Partner Spotlight: Heading Home
“Solar Means Opportunity” - Putting Principles into Practice
by Shruti Gupta, Investor Development Associate
It is difficult to conceptualize the sheer scale of homelessness in the United States. In Massachusetts alone, nearly 18,000 people experience homelessness on any given day. An unprecedented statistic came to light in January 2020: more single adults were living outside than in shelters. Department of Housing and Urban Development (HUD) Secretary Marcia Fudge called the growth of homelessness during 2020 “devastating.”
Heading Home is working to change that.
Founded in 1974, Heading Home serves homeless and formerly homeless individuals and families in the Greater Boston area by providing emergency shelter, transitional housing, permanent housing, and supportive services. Heading Home’s mission is not just to eradicate homelessness in the Greater Boston area, but also to empower their clients by giving them all of the necessary resources and community based tools to sustain their housing long term.
One of Heading Home's projects with Sunwealth is a 362 kW community solar project that will provide participants with an estimated $160,597 in savings over the project life.
How It Works
1. Unifirst, one of the largest uniform manufacturing companies in North America, will host the solar project at their storage site in Woburn, MA.
2. Longmeadow, MA-based developer Green Earth Energy Photovoltaic will design, build and maintain the project.

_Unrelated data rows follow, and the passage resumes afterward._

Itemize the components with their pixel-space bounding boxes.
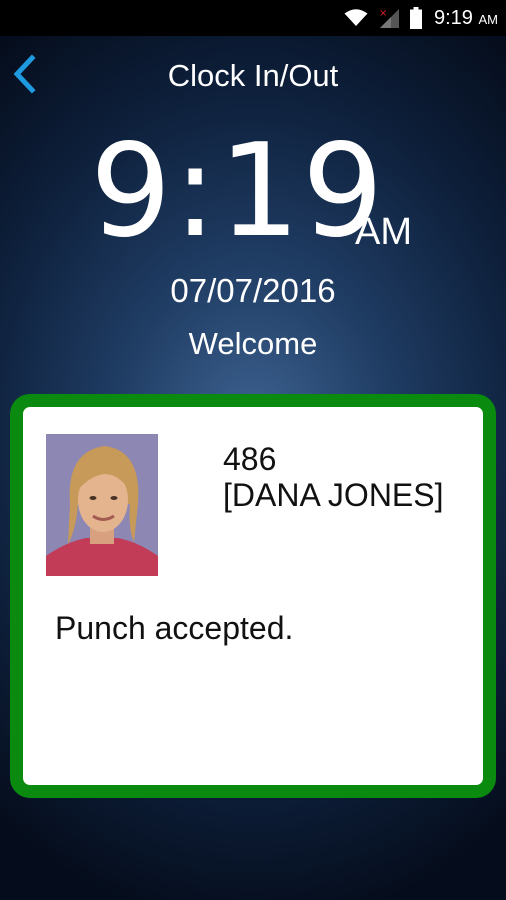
page-title: Clock In/Out [167,58,339,93]
employee-name: [DANA JONES] [223,477,444,513]
punch-status-message: Punch accepted. [55,610,294,646]
svg-text:×: × [379,8,387,19]
clock-time: 9:19 [90,117,386,266]
status-bar: × 9:19 AM [0,0,506,36]
status-time-ampm: AM [478,11,499,27]
employee-photo [46,434,158,576]
welcome-text: Welcome [188,326,318,361]
clock-date: 07/07/2016 [170,272,336,309]
signal-icon: × [378,7,400,29]
punch-result-card: 486 [DANA JONES] Punch accepted. [10,394,496,798]
status-time-value: 9:19 [434,6,473,29]
clock-ampm: AM [355,211,412,253]
battery-icon [410,7,422,29]
wifi-icon [344,9,368,27]
employee-id: 486 [223,441,277,477]
status-clock: 9:19 AM [434,7,498,30]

3. Sunwealth will develop, finance, manage and operate the solar project.
4. Heading Home and income-eligible residents of Greater Boston will purchase clean energy credits from the project through a Low-Income Community Shared Solar (LICSS) agreement at a discount of 25%, applied to their regular energy bills.
A Multidimensional Partnership
Heading Home’s Chief Financial Officer Kris Dougert and Chief Development Officer Suzanne Picher described the partnership between Sunwealth and Heading Home as a multidimensional: creating financial, environmental and educational opportunities.
First and foremost, the nonprofit organization benefits from the energy savings. Heading Home applies these energy savings to their housing and shelter buildings, which in turn means the organization can direct its valuable resources to serving its clients. According to Dougert, “Over the course of the project lifetime, the savings are transformational.”
Second, Picher points out, the partnership allows Heading Home to access clean energy and its benefits — doing right by the environment while also doing what’s right for the organization.
Picher says the partnership also provides a two-way education opportunity between both organizations: providing Heading Home with an opportunity to learn more about clean energy, while providing Sunwealth with insight about the housing advocacy ecosystem and how to ensure the Commonwealth’s most vulnerable residents have access to clean energy’s economic and environmental benefits. Learning from one another and working in partnership are critical in addressing the unique challenges that lie at the intersection of housing and environmental justice issues.
Using Community Solar to Realize Collective Impact
To Heading Home, community solar provides a vehicle to realize collective impact. Picher describes housing as the epicenter of a bigger ecosystem that includes solar as a connection point. Not only does clean energy help the organization tackle multiple social impact-related goals simultaneously in a tangible, connected way, it also builds a sense of community through partnerships and shared value systems.
“We’re an organization [that] believes in breaking cycles of intergenerational poverty, providing a pathway toward a better future for all people, and we know Sunwealth shares that same core value,” Picher said. “Actually being able to activate on that held belief is invaluable.”
Putting Principles into Practice
One of the reasons that it is so difficult to conceptualize the homelessness crisis is because too many times, unhoused populations are rendered invisible through “out of sight, out of mind” policies. From hostile architecture to bulldozing encampments, many initiatives criminalize homelessness by making it illegal for people to eat, sleep, sit or even stand in public places.
In a just clean energy transition, marginalized and vulnerable populations are not just seen, but also served. Sunwealth is proud to partner with organizations like Heading Home that create pathways out of homelessness and strengthen our affordable housing ecosystem. As we work to build a better and more inclusive clean energy future, partners like Heading Home help us translate principles around racial and economic justice into practice.
Shruti Gupta is an Investor Development Associate at Sunwealth. She is passionate about environmental justice and equitable access to clean energy. Outside of Sunwealth, Shruti can be found gardening or looking for a good spot to hammock.